9. It may be stated that the maxim falsus in uno falsus in omnibus (false in one false in all) does not apply in criminal cases in India. A witness can be partly truthful and partly false. Hence even if we disbelieve that part of the evidence of Sarabjit Singh where he stated that Joginder Kaur and Hardip Kaur made dying declarations to him implicating the accused we are inclined to accept his deposition where he stated that he saw the appellant Kulwinder Singh inside the cattle shed attacking Joginder Kaur with a gandasi and he further saw the body of Hardip Kaur lying in the room.

10. Learned counsel for the appellant submitted that there were 14 injuries on the body of Hardip Kaur and 16 injuries on the body of Joginder Kaur and hence that could not possibly be made by one person. Hence he alleged that there were more than one person who attacked Joginder Kaur and Hardip Kaur.

11. Even assuming that there were more than one person who attacked the deceased, we are of the opinion that the appellant was certainly one of them.

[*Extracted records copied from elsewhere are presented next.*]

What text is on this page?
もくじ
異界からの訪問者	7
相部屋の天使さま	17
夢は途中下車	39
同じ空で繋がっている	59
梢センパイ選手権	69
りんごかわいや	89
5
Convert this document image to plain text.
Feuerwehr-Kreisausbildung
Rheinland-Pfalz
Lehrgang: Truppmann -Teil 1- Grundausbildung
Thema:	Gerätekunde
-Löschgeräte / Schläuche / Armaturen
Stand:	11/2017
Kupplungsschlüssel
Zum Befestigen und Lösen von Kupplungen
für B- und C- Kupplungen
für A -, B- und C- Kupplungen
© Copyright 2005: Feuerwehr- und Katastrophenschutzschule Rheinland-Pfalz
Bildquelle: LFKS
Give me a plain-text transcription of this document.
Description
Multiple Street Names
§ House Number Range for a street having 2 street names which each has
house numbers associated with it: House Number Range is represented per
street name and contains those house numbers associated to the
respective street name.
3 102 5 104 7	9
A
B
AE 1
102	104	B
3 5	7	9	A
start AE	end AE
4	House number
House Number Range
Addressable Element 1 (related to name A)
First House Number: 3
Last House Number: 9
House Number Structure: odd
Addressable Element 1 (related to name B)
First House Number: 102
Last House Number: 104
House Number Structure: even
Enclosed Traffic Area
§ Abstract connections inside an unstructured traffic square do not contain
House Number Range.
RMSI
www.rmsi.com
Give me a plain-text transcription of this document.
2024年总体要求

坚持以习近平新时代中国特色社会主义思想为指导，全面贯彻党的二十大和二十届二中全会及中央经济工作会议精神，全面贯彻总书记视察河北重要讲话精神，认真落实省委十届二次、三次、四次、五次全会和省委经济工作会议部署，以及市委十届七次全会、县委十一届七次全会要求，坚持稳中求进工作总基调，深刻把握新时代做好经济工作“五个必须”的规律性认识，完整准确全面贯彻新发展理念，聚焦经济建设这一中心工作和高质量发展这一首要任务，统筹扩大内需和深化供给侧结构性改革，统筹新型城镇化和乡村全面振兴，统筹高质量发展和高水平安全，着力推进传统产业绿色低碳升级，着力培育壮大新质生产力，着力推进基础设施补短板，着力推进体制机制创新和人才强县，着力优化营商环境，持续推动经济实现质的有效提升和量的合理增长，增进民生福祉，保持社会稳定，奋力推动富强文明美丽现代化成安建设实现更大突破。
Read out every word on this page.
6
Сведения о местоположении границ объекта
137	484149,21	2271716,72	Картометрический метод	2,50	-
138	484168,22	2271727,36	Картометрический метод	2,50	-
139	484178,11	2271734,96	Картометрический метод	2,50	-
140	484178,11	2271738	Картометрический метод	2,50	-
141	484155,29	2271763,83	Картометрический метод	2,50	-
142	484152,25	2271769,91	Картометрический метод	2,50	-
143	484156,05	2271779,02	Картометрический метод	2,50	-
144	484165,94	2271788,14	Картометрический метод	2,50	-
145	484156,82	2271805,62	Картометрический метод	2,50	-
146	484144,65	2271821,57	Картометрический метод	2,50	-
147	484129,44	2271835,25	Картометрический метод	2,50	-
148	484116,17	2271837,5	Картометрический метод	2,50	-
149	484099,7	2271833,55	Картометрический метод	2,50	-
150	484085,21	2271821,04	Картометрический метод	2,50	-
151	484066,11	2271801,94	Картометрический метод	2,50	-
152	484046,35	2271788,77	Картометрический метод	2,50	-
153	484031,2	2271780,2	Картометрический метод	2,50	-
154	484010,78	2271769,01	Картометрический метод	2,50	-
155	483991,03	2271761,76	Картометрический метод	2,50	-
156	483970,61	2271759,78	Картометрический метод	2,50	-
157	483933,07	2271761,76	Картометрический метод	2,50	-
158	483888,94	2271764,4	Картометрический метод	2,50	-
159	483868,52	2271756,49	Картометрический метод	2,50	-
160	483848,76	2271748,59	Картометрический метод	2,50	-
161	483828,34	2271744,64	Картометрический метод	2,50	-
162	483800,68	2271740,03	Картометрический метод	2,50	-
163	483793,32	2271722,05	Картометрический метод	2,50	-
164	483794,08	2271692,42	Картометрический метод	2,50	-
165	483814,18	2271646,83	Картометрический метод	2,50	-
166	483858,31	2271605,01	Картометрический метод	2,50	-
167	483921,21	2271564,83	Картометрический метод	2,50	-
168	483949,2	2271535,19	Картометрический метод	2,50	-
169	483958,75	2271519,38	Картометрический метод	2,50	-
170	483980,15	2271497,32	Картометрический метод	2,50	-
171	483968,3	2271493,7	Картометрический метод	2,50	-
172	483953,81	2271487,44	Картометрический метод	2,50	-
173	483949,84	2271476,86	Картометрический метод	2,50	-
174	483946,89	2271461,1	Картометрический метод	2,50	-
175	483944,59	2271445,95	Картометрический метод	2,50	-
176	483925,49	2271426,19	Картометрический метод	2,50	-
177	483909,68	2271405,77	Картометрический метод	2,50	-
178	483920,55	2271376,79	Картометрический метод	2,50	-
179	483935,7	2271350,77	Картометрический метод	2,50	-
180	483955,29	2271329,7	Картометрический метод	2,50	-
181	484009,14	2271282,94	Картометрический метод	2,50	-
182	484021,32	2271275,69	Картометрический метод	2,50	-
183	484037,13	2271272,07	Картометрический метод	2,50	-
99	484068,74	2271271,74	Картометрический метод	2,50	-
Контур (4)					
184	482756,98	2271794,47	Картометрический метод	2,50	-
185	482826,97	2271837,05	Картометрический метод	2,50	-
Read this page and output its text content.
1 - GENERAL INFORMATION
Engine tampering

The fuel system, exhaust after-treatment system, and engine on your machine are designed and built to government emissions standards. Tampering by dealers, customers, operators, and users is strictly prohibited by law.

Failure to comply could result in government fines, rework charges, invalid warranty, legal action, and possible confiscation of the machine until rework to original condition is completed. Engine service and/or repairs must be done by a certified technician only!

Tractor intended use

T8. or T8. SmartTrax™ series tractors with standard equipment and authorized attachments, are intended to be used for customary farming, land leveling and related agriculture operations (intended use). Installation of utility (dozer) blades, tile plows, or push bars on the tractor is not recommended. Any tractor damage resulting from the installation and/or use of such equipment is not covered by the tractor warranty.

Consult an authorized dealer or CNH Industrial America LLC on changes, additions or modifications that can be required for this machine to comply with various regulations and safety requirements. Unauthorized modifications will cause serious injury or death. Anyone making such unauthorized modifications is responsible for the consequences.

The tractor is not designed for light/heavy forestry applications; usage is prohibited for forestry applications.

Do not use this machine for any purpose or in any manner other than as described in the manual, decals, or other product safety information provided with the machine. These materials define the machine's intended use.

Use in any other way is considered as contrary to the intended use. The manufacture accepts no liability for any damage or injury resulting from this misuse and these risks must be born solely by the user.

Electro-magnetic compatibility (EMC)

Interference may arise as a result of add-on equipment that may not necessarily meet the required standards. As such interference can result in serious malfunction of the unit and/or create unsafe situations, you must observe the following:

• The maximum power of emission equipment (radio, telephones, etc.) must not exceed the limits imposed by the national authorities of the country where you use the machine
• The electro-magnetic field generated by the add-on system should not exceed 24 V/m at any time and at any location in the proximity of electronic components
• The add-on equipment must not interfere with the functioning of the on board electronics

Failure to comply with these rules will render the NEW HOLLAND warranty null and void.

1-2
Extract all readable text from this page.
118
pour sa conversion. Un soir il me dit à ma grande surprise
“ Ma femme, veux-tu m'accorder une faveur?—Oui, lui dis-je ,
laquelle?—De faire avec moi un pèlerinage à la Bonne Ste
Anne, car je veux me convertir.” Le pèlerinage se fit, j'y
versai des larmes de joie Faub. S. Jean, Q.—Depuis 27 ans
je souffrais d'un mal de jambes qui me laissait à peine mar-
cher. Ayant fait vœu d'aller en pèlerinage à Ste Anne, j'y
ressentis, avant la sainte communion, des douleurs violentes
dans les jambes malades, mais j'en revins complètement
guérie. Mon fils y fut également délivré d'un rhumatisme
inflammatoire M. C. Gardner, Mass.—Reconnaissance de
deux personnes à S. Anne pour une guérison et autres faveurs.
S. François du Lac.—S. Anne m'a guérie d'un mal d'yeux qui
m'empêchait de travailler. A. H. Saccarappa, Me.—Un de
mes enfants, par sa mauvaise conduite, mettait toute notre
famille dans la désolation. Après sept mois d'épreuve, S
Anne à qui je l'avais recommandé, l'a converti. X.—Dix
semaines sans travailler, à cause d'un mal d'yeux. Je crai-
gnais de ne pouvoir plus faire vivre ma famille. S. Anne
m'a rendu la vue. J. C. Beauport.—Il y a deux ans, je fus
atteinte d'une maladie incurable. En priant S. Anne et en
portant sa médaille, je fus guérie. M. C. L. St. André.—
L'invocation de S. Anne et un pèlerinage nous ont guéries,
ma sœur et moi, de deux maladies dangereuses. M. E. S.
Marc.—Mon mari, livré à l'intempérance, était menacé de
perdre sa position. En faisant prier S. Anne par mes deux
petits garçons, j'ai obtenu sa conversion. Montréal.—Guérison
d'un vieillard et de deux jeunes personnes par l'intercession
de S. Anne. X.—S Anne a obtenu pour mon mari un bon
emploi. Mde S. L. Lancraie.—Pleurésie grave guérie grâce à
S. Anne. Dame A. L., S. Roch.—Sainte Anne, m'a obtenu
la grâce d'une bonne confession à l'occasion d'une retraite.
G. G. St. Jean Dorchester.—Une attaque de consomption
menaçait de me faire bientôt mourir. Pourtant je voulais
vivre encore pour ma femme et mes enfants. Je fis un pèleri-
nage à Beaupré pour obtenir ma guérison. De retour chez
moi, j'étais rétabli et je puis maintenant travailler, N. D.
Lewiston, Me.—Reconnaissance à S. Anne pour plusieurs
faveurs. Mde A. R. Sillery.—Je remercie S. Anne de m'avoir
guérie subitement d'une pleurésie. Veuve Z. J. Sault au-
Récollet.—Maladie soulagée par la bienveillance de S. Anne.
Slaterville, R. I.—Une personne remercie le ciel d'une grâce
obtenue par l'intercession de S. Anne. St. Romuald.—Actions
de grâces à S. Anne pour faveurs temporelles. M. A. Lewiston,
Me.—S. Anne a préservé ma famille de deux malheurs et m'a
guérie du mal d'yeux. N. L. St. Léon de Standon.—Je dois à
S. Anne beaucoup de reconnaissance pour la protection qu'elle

Hence this theory does not help the appellant. Moreover, there is nothing in the evidence of any witness and any material on record to show that there were more than one person who attacked the deceased in the cattle shed.

12. It seems to us that the appellant first wanted to rape or molest Hardip Kaur, and when she resisted he killed her. Thereafter when Joginder Kaur came to the cattle shed, the appellant also killed her so as to leave no witnesses.

13. We repeatedly asked the learned counsel for the appellant whether there was any good reason for Sarabjit Singh to falsely implicate the appellant, but he could not point out any such good reason. Hence we see no reason to disbelieve the evidence of Sarabjit Singh where he stated that he saw the appellant attacking Joginder Kaur inside the cattle shed and Hardip Kaur lying there with injuries. The fingerprints, the locket, the weapon and clothes recovered at the instance of the appellant also point to his guilt.

14. However, while upholding the conviction of the appellant under Section 302 IPC, we reduce the sentence to life imprisonment since it appears to us that the crime was committed in a fit of passion and does not come within the category of 'rarest of rare' cases. The appeal stands disposed of accordingly with the observations made above.

Criminal Appeal No. 113/2006

15. Criminal Appeal No. 113/2006 stands disposed of in terms of the decision made above in Criminal Appeal No. 116/2006.